The interview surfaced several impacts on care practices:

  • Changes in requests for birth control methods. Many providers saw an increase in requests for long-acting reversal contraceptives like IUDs and permanent methods. One provider shared, “I’ve definitely had a lot of patients come in and they’re worried that IUDs are going to be outlawed, so they want one. I see that a lot.”
  • Changes in counseling practices. Providers worried about pressure on patients and potential coercion in counseling. A nurse in a restrictive state shared, “I feel like it’s changed the way I feel about birth control in that it’s allowed me to feel a little bit more biased because I am putting my fear on them subconsciously.”
  • Risk avoidance. Providers expressed confusion about how the scope of legal restrictions impacted contraception. Some shared practices suggesting they were limiting their practice in excessive avoidance of risk, worried about getting in trouble for things like placing IUDs.
  • Conscientious provision of care. Some providers implied a willingness to stockpile emergency contraception and birth control pills for advance provision or to find contraception in Mexico to bring back to the US.

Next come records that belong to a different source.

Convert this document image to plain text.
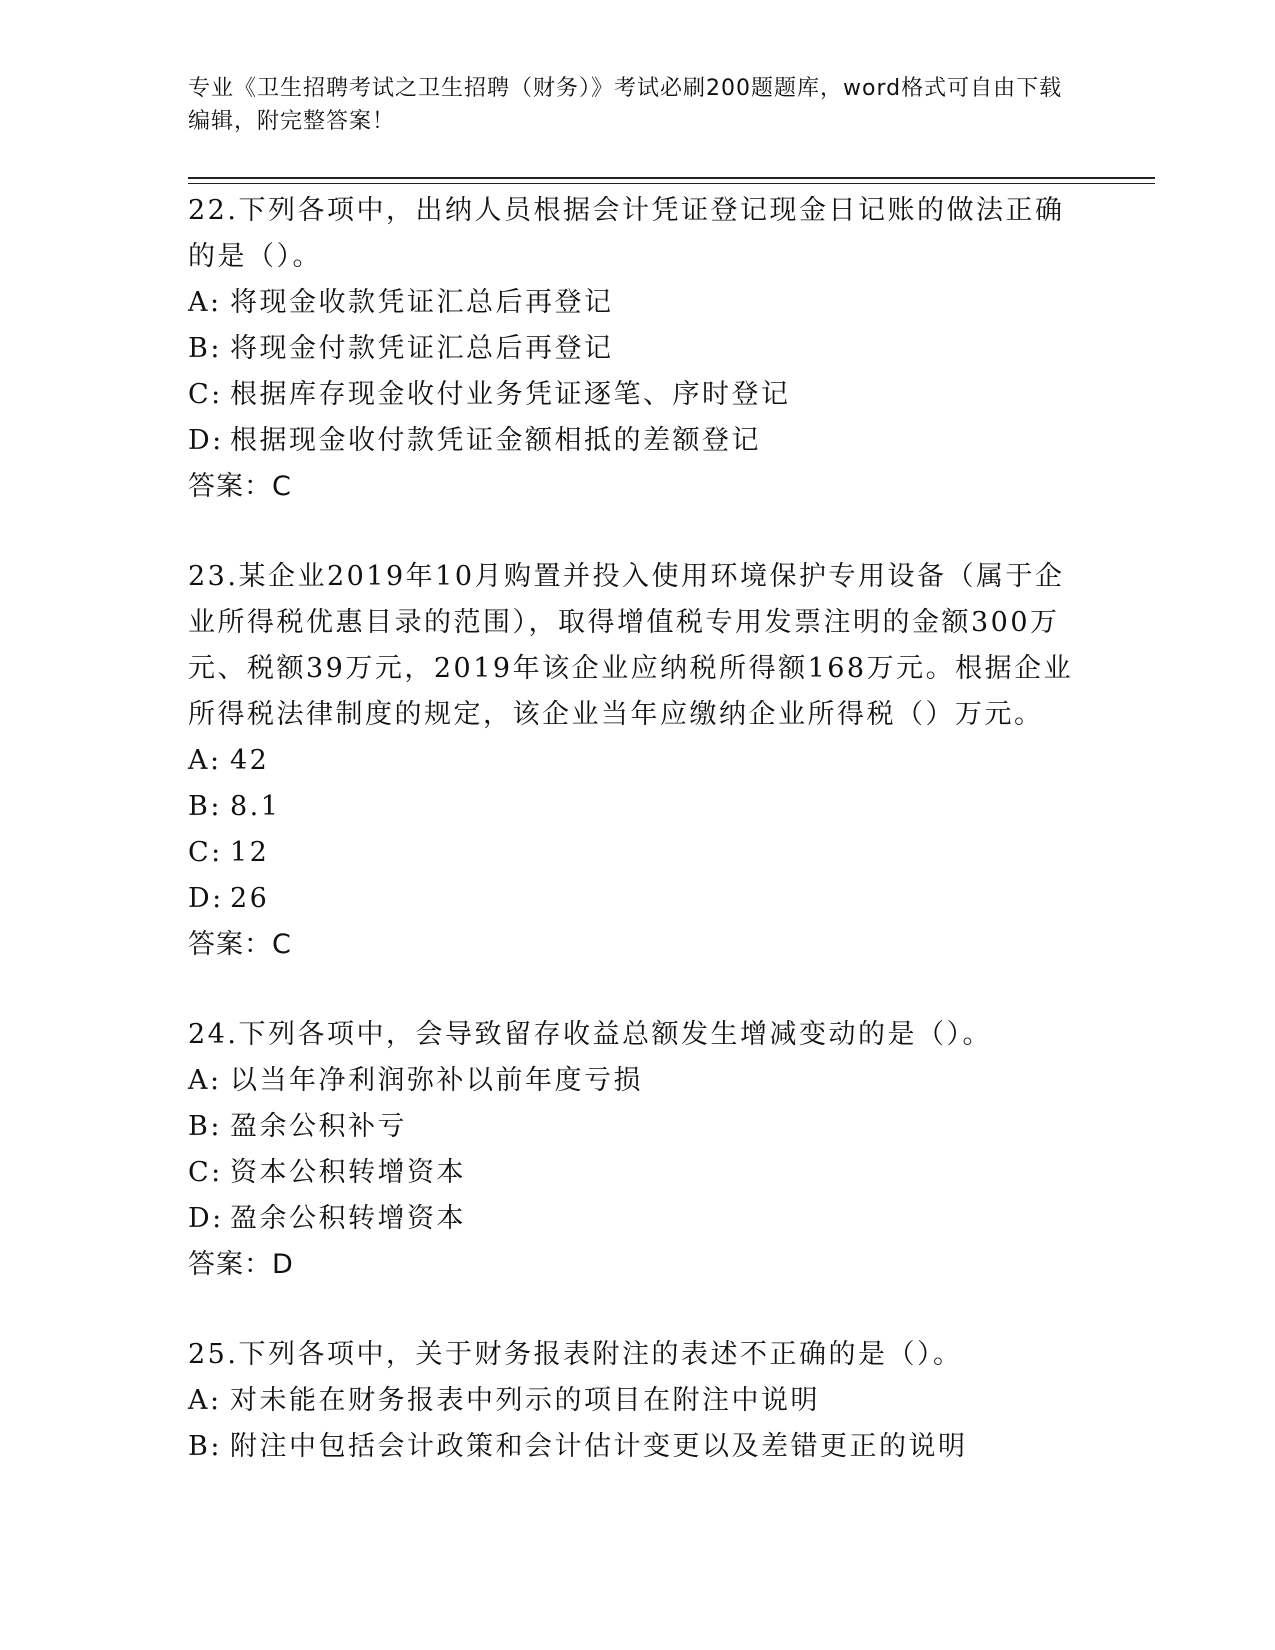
专业《卫生招聘考试之卫生招聘（财务）》考试必刷200题题库，word格式可自由下载编辑，附完整答案！

22.下列各项中，出纳人员根据会计凭证登记现金日记账的做法正确的是（）。

A: 将现金收款凭证汇总后再登记

B: 将现金付款凭证汇总后再登记

C: 根据库存现金收付业务凭证逐笔、序时登记

D: 根据现金收付款凭证金额相抵的差额登记

答案：C

23.某企业2019年10月购置并投入使用环境保护专用设备（属于企业所得税优惠目录的范围），取得增值税专用发票注明的金额300万元、税额39万元，2019年该企业应纳税所得额168万元。根据企业所得税法律制度的规定，该企业当年应缴纳企业所得税（）万元。

A: 42

B: 8.1

C: 12

D: 26

答案：C

24.下列各项中，会导致留存收益总额发生增减变动的是（）。

A: 以当年净利润弥补以前年度亏损

B: 盈余公积补亏

C: 资本公积转增资本

D: 盈余公积转增资本

答案：D

25.下列各项中，关于财务报表附注的表述不正确的是（）。

A: 对未能在财务报表中列示的项目在附注中说明

B: 附注中包括会计政策和会计估计变更以及差错更正的说明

The interviewees also highlighted several ways their experience has changed:

  • Moral injury. Providers expressed fear and moral injury due to being unable to provide evidence-based, comprehensive reproductive health care. One nurse shared, “I feel limited. I feel hurt. I feel powerless.”
  • Fear of future restrictions on contraception. Given attempts by anti-abortion advocates to conflate IUDs and emergency contraception with abortion, providers feared being unable to offer these methods in the future.
  • Confusion about how legal restrictions impact their work. Frequent changes and ambiguity around what forms of care and advice are illegal placed providers in a precarious position. Some providers did not feel support from their institutions to interpret their legal risk.
  • Increased emphasis on their roles in the community. Providers felt an enhanced responsibility to serve their patients, inform them well, and advocate for them.

These findings show how Dobbs has undermined reproductive health care, including contraceptive care, and placed stress on healthcare workers. Clinics must invest in training and legal support so providers can safely advocate for patients and effectively improve health care in uncertain and increasingly hostile environments. The long-term impacts of the decision may perpetuate coercion and reduce approaches to contraceptive counseling that prioritize people’s needs and values.